Several explanations can be advanced for Covid-19 patients’ high VAP and VAP-recurrence rates: firstly, most of our patients had the most severe form of Covid-19 ARDS requiring VV-ECMO support. They required longer MV durations than ARDS patients not requiring ECMO, and were therefore at higher risk of developing multiple VAP episodes [19]. However, our influenza-associated ARDS controls, with similar or even greater disease severity, similar ECMO rate and prolonged MV duration, had lower VAP and VAP-recurrence rates, as was also observed in the recent EOLIA trial [20]. Secondly, antimicrobial treatment duration might have been too short, despite being in agreement with the recent international guidelines [10, 11]. Notably, patients with influenza-associated ARDS had the same antimicrobial treatment duration and a lower VAP-recurrence rate. Moreover, a high percentage of Covid-19 patients’ VAP recurrences occurred even before the end of the initial antimicrobial therapy. Thirdly, the frequent VV-ECMO use and/or drug–drug interaction(s) in our Covid-19 patients might have impacted VAP outcome by altering antibiotic pharmacokinetics, even though the antibiotic levels of all the patients subjected to therapeutic drug monitoring were above the EUCAST breakpoint for the responsible pathogen [21, 22]. Fourthly, the administration of adjunctive immunomodulatory/immunosuppressant agents to a small fraction of Covid-19 patients could also have facilitated infectious complications [23].

There may be other explanations for the high VAP and VAP-recurrence rates. The pathophysiology of Covid-19 in ICU patients includes pulmonary vasculopathy with endothelial dysfunction and endothelialitis [24, 25]. These features, associated with dysregulated lung inflammation and diffuse alveolar damage, might enhance susceptibility to secondary bacterial infection, and/or decrease antibiotic availability in the lung parenchyma. Indeed, the antimicrobial treatment failure rate was high, with patients developing new VAP episodes with the same susceptible pathogen despite appropriate and adequate antimicrobial regimens.

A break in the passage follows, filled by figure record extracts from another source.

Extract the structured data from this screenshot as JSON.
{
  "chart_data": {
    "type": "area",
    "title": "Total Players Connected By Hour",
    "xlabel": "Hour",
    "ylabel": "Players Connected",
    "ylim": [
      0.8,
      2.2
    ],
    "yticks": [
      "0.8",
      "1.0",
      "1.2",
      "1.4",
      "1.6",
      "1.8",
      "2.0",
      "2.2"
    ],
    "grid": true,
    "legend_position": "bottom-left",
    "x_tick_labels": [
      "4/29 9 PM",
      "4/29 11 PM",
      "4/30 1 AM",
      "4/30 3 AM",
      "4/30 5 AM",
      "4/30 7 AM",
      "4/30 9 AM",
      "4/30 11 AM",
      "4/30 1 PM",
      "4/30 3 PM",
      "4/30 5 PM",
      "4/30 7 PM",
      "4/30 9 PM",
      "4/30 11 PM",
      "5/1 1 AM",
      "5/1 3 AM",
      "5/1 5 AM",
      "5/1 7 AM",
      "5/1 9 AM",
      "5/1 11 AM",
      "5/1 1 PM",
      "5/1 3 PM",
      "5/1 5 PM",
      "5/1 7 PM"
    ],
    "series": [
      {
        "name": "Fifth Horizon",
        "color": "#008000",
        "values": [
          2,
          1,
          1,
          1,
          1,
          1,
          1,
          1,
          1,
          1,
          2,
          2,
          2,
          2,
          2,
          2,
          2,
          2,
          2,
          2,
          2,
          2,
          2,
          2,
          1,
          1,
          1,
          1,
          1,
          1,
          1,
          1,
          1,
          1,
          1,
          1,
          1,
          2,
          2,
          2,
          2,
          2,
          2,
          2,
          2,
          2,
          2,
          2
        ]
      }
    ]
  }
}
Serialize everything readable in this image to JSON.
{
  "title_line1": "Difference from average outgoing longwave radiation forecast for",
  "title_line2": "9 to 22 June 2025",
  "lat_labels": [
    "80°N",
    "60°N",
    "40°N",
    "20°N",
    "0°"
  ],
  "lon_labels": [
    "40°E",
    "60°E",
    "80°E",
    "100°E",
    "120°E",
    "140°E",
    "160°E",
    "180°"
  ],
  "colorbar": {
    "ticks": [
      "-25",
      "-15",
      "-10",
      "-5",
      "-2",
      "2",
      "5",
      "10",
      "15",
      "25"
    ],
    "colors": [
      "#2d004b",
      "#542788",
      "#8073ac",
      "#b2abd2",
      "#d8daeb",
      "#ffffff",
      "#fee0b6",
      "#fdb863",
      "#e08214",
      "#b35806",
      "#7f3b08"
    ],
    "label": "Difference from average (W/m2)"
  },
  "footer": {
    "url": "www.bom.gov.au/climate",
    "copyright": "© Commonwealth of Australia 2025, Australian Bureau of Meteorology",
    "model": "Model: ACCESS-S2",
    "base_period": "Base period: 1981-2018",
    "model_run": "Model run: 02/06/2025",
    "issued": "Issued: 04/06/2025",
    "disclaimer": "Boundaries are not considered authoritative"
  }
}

Our study has several limitations that should be underlined. Firstly, its retrospective monocenter design that included the most severe Covid-19 patients, all of whom requiring VV-ECMO, making our results difficult to extrapolate to other ICUs with different case mixes. Particularly, whether patients with Covid-19-associated ARDS without ECMO have similar VAP and VAP recurrence rate remain to be determined. The small size of our study (only 50 patients with Covid-19 were included) is a second limitation. Third, our patients’ VAP-causing pathogens might essentially reflect our local ecology. Whether or not the same microorganism distribution would be found in other ICUs remains to be explored. Particularly, the high rate of Klebsiella aerogenes may raise the issue of cross-contamination between patients. Since we did not compare bacterial strains genetically, we cannot formally rule out this hypothesis. However, the rate of Klebsiella aerogenes VAP decreased dramatically in our unit after Covid-19 pandemic, rending this hypothesis unlikely. Fourth, Covid-19 and influenza patients were not strictly comparable and the differences observed in the VAP characteristics of the two populations should be viewed with caution.

Conclusion

In conclusion, patients with severe Covid-19-associated ARDS requiring ECMO are particularly prone to develop late-onset VAP, frequently caused by inducible AmpC-cephalosporinase-producing Enterobacteriaceae and Pseudomonas aeruginosa. Once VAP is diagnosed and treated, clinicians should be aware that patients are at high risk of its recurrence/relapse, despite appropriate and adequate antimicrobial therapy.